‘Lord of the Flies’ by William Golding: The dark recesses of the mind

February 02, 2019 04:05 pm | Updated 04:05 pm IST

Haunting: A scene from Peter Brook’s film version.

Haunting: A scene from Peter Brook’s film version.

The story goes that William Golding thought of his breakthrough novel, Lord of the Flies , first in ‘two pictures’. “One was of a little boy standing on his head in the sand, delighted to be at last on a real coral island, and the other was of the same little boy being hunted down like a pig by the savages the children had turned into.”

John Carey mentions this in his biography of Golding (titled The Man Who Wrote Lord of the Flies ) and says the writer felt that if he joined the two pictures the story would “flow naturally.”

Descent into chaos

First published in 1954, it is a story of survival, a haunting tale of a group of young boys stranded on a desert island. When a plane crashes on a remote island, Ralph and ‘Piggy’ are coming to terms with the situation, happy they are alive, and amazed that they are without grown-ups.

But as each of the boys tries to wrest control of the situation, things descend into chaos — and savagery. With no boundaries earmarked and no rules to follow, the boys, initially delighted, soon struggle to cope.

Golding peels off their covers to show what they are and can be: sometimes empathetic, at other times monstrous. As the darkest recesses of the mind are revealed, it gives us a glimpse of human behaviour, its capacity for good and evil, for instance.

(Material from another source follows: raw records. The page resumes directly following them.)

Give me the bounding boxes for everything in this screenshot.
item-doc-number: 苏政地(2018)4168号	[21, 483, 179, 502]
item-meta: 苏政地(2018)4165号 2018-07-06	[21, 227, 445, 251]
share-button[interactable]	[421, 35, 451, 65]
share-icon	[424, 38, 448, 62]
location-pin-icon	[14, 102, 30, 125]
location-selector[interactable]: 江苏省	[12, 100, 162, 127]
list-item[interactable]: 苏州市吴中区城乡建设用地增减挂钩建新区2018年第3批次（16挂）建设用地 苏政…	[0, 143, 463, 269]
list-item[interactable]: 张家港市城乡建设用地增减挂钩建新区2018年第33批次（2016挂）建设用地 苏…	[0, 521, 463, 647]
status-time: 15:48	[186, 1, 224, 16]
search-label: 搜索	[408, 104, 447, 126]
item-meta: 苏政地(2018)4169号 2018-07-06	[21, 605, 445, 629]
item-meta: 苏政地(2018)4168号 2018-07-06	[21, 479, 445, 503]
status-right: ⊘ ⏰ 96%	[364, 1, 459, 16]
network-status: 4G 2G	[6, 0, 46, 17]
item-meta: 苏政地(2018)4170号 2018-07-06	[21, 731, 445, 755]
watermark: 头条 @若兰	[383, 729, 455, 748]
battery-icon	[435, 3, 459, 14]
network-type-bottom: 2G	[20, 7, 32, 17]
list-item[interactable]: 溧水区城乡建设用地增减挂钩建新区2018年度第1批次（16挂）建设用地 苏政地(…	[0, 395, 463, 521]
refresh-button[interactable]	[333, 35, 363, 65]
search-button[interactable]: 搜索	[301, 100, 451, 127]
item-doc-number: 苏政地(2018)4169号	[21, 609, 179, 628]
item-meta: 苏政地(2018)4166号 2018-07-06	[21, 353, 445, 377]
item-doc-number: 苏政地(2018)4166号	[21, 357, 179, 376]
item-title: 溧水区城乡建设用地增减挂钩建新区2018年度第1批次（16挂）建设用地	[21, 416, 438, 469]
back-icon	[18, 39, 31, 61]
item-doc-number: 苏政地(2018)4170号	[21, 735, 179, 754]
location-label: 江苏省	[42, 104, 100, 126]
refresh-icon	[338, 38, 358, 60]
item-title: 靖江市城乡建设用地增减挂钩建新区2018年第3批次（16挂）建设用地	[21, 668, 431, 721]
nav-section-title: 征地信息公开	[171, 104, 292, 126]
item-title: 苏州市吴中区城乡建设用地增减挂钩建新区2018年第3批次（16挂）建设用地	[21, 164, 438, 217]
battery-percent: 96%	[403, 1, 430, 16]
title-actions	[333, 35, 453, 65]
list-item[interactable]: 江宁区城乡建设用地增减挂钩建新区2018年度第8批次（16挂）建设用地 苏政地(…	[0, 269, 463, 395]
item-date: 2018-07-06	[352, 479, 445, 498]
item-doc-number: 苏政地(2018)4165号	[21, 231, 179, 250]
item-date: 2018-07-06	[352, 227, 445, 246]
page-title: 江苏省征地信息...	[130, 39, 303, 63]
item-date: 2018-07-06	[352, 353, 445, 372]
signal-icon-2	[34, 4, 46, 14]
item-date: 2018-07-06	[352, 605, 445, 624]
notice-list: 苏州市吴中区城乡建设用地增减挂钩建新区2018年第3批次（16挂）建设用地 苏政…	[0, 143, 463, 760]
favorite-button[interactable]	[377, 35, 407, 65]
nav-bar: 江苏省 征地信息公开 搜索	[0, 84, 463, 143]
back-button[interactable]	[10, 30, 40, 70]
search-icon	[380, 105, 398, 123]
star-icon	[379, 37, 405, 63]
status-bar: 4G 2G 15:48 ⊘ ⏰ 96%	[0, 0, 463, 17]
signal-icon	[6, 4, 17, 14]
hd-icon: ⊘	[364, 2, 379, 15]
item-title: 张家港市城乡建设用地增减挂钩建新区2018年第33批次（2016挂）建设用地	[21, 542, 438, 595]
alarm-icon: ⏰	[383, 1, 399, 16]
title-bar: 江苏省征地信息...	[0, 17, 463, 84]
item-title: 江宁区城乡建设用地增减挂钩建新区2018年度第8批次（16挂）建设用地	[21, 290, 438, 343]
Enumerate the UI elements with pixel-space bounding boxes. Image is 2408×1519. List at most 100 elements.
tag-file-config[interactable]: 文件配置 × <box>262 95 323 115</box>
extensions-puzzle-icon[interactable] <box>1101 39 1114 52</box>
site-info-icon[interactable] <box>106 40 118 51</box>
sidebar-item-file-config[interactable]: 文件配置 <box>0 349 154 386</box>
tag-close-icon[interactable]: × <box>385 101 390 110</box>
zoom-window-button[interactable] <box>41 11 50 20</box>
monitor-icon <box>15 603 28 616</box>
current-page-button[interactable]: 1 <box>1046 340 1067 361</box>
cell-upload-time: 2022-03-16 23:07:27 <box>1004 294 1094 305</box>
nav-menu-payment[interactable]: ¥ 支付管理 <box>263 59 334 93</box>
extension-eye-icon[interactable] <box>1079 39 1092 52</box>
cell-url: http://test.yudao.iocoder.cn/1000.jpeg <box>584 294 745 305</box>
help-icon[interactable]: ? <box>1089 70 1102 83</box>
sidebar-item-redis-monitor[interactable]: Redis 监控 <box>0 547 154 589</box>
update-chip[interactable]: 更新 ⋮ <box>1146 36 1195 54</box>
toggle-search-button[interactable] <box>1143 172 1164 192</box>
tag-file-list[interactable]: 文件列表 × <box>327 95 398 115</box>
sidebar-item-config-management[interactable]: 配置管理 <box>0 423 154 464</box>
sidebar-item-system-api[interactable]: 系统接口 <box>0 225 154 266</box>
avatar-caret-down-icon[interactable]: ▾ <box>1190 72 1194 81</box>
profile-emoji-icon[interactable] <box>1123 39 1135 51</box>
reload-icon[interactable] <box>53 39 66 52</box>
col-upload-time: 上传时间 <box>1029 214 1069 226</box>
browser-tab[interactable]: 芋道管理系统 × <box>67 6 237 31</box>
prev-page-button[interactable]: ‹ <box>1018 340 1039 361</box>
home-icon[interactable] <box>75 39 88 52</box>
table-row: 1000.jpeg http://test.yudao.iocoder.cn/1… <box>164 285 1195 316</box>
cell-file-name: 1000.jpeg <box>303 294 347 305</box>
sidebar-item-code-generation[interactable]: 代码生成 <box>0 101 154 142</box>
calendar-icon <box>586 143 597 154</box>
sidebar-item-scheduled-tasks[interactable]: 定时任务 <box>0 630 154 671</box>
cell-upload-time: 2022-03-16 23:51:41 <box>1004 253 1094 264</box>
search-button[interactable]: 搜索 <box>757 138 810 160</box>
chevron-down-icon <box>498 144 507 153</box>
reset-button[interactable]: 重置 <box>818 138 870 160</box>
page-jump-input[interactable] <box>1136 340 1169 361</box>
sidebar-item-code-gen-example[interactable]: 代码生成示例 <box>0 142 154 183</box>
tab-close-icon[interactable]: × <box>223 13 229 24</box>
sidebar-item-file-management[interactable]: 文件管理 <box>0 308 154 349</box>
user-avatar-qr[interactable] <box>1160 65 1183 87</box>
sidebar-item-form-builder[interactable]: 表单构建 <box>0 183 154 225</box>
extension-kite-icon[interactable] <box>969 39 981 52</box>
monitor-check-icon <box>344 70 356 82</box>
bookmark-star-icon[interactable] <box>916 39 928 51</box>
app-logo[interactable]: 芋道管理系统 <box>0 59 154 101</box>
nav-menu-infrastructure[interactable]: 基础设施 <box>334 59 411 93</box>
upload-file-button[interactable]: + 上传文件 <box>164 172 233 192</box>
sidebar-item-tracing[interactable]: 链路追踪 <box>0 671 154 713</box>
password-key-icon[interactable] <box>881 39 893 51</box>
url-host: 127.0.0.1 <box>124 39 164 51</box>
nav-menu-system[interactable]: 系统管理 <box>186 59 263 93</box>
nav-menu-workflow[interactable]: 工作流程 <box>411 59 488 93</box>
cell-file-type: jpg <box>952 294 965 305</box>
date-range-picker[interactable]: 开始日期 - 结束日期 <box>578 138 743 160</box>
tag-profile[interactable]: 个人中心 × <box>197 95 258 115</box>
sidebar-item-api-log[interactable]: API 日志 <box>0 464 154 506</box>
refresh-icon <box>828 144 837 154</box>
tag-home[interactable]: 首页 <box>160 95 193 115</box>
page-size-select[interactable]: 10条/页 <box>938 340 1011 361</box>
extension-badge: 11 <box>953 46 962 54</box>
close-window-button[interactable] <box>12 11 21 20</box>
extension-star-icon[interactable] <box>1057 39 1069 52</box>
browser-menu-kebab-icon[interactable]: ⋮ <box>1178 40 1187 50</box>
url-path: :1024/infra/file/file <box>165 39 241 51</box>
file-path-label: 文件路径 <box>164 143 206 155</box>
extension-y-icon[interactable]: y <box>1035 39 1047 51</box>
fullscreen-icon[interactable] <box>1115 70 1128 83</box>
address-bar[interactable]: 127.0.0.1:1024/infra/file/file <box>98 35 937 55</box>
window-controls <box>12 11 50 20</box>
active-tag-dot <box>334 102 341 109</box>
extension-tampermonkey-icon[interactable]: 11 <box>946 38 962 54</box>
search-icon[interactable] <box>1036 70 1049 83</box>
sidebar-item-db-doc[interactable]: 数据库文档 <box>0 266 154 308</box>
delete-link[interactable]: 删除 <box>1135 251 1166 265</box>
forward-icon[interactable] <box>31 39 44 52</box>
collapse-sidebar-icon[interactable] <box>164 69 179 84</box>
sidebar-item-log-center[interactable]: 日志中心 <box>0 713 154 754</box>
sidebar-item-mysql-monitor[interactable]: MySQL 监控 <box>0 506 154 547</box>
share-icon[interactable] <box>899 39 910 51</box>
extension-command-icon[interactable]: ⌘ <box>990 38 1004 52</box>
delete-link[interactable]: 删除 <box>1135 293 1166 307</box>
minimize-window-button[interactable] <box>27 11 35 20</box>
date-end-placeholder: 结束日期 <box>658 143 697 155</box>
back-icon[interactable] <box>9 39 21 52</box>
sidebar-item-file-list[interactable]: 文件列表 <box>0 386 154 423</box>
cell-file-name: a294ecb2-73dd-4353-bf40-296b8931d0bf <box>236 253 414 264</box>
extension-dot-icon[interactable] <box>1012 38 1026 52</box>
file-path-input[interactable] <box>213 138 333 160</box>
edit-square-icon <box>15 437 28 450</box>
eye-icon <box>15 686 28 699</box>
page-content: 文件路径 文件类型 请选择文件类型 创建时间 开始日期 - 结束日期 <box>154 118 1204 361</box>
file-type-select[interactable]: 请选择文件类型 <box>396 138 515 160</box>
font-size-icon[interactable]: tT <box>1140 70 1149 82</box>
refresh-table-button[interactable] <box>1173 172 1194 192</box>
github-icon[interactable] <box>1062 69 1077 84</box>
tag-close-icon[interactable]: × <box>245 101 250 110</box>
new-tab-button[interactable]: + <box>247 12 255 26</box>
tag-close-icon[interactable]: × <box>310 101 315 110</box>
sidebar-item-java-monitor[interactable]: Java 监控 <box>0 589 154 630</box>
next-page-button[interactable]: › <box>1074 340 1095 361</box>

A teacher, Golding was an astute observer of students in the classroom and beyond. When one of the boys, the prophetic Simon, comes across the severed head of a pig stuck in a pole, it seems to him, “the half-shut eyes were dim with the infinite cynicism of adult life...They assured Simon that everything was a bad business.”

The Golding centenary edition (he was born in 1911) of the book has a brilliant introduction by Stephen King. Growing up in a small farming community in New England, King writes that he went to the local library, looking for good books, and asked, “Do you have any stories about how kids really are?”

The librarian picked out a book from the adults’ section and told him to try it but to never tell who had given it to him. For King, Lord of the Flies was one of the first books with hands — “strong ones that reached out of the pages and seized me by the throat. It said to me, ‘This is not just entertainment; it’s life or death.”’

Golding himself would write an interpretative essay, Fable , explaining the book’s primary theme of human frailty. He won the Nobel Prize in 1983 “for his novels which, with the perspicuity of realistic narrative art and the diversity and universality of myth, illuminate the human condition in the world of today.”

This holds particularly true for Lord of the Flies , which he found so difficult to publish.

The writer looks back at one classic each fortnight.